SimSem: Fast Approximate String Matching in Relation to Semantic Category Disambiguation

机译：Simsem：与语义类别歧义有关的快速近似字符串

获取原文

页面导航

摘要
著录项
相似文献
相关主题

摘要

In this study we investigate the merits of fast approximate string matching to address challenges relating to spelling variants and to utilise large-scale lexical resources for semantic class disambiguation.

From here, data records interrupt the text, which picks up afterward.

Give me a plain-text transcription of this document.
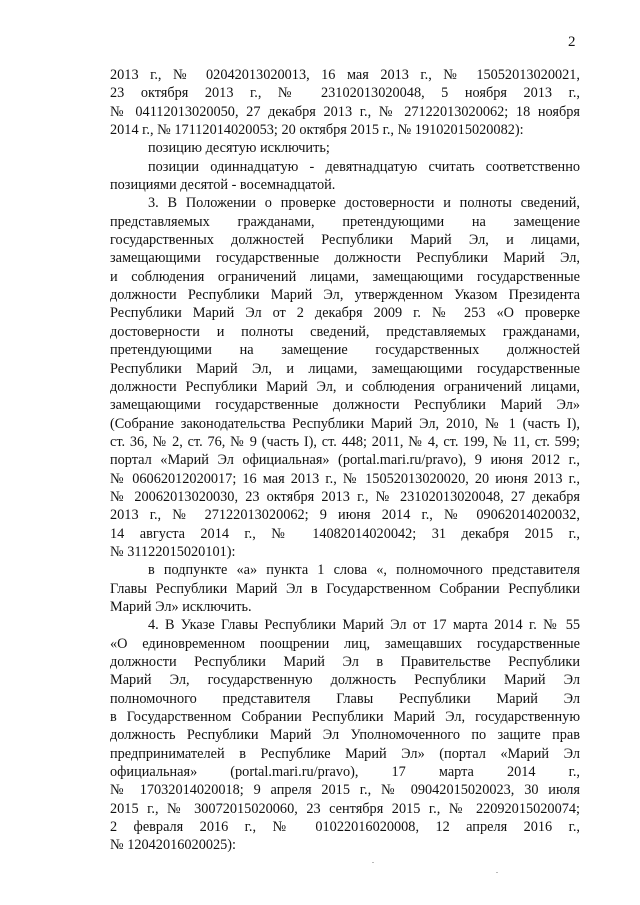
2
2013 г., № 02042013020013, 16 мая 2013 г., № 15052013020021,
23 октября 2013 г., № 23102013020048, 5 ноября 2013 г.,
№ 04112013020050, 27 декабря 2013 г., № 27122013020062; 18 ноября
2014 г., № 17112014020053; 20 октября 2015 г., № 19102015020082):
позицию десятую исключить;
позиции одиннадцатую - девятнадцатую считать соответственно
позициями десятой - восемнадцатой.
3. В Положении о проверке достоверности и полноты сведений,
представляемых гражданами, претендующими на замещение
государственных должностей Республики Марий Эл, и лицами,
замещающими государственные должности Республики Марий Эл,
и соблюдения ограничений лицами, замещающими государственные
должности Республики Марий Эл, утвержденном Указом Президента
Республики Марий Эл от 2 декабря 2009 г. № 253 «О проверке
достоверности и полноты сведений, представляемых гражданами,
претендующими на замещение государственных должностей
Республики Марий Эл, и лицами, замещающими государственные
должности Республики Марий Эл, и соблюдения ограничений лицами,
замещающими государственные должности Республики Марий Эл»
(Собрание законодательства Республики Марий Эл, 2010, № 1 (часть I),
ст. 36, № 2, ст. 76, № 9 (часть I), ст. 448; 2011, № 4, ст. 199, № 11, ст. 599;
портал «Марий Эл официальная» (portal.mari.ru/pravo), 9 июня 2012 г.,
№ 06062012020017; 16 мая 2013 г., № 15052013020020, 20 июня 2013 г.,
№ 20062013020030, 23 октября 2013 г., № 23102013020048, 27 декабря
2013 г., № 27122013020062; 9 июня 2014 г., № 09062014020032,
14 августа 2014 г., № 14082014020042; 31 декабря 2015 г.,
№ 31122015020101):
в подпункте «а» пункта 1 слова «, полномочного представителя
Главы Республики Марий Эл в Государственном Собрании Республики
Марий Эл» исключить.
4. В Указе Главы Республики Марий Эл от 17 марта 2014 г. № 55
«О единовременном поощрении лиц, замещавших государственные
должности Республики Марий Эл в Правительстве Республики
Марий Эл, государственную должность Республики Марий Эл
полномочного представителя Главы Республики Марий Эл
в Государственном Собрании Республики Марий Эл, государственную
должность Республики Марий Эл Уполномоченного по защите прав
предпринимателей в Республике Марий Эл» (портал «Марий Эл
официальная» (portal.mari.ru/pravo), 17 марта 2014 г.,
№ 17032014020018; 9 апреля 2015 г., № 09042015020023, 30 июля
2015 г., № 30072015020060, 23 сентября 2015 г., № 22092015020074;
2 февраля 2016 г., № 01022016020008, 12 апреля 2016 г.,
№ 12042016020025):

We integrate string matching results into machine learning-based disambiguation through the use of a novel set of features that represent the distance of a given textual span to the closest match in each of a collection of lexical resources. We collect lexical resources for a multitude of semantic categories from a variety of biomedi-cal domain sources. The combined resources, containing more than twenty million lexical items, are queried using a recently proposed fast and efficient approximate string matching algorithm that allows us to query large resources without severely impacting system performance. We evaluate our results on six corpora representing a variety of disambiguation tasks. While the integration of approximate string matching features is shown to substantially improve performance on one corpus, results are modest or negative for others. We suggest possible explanations and future research directions. Our lexical resources and implementation are made freely available for research purposes.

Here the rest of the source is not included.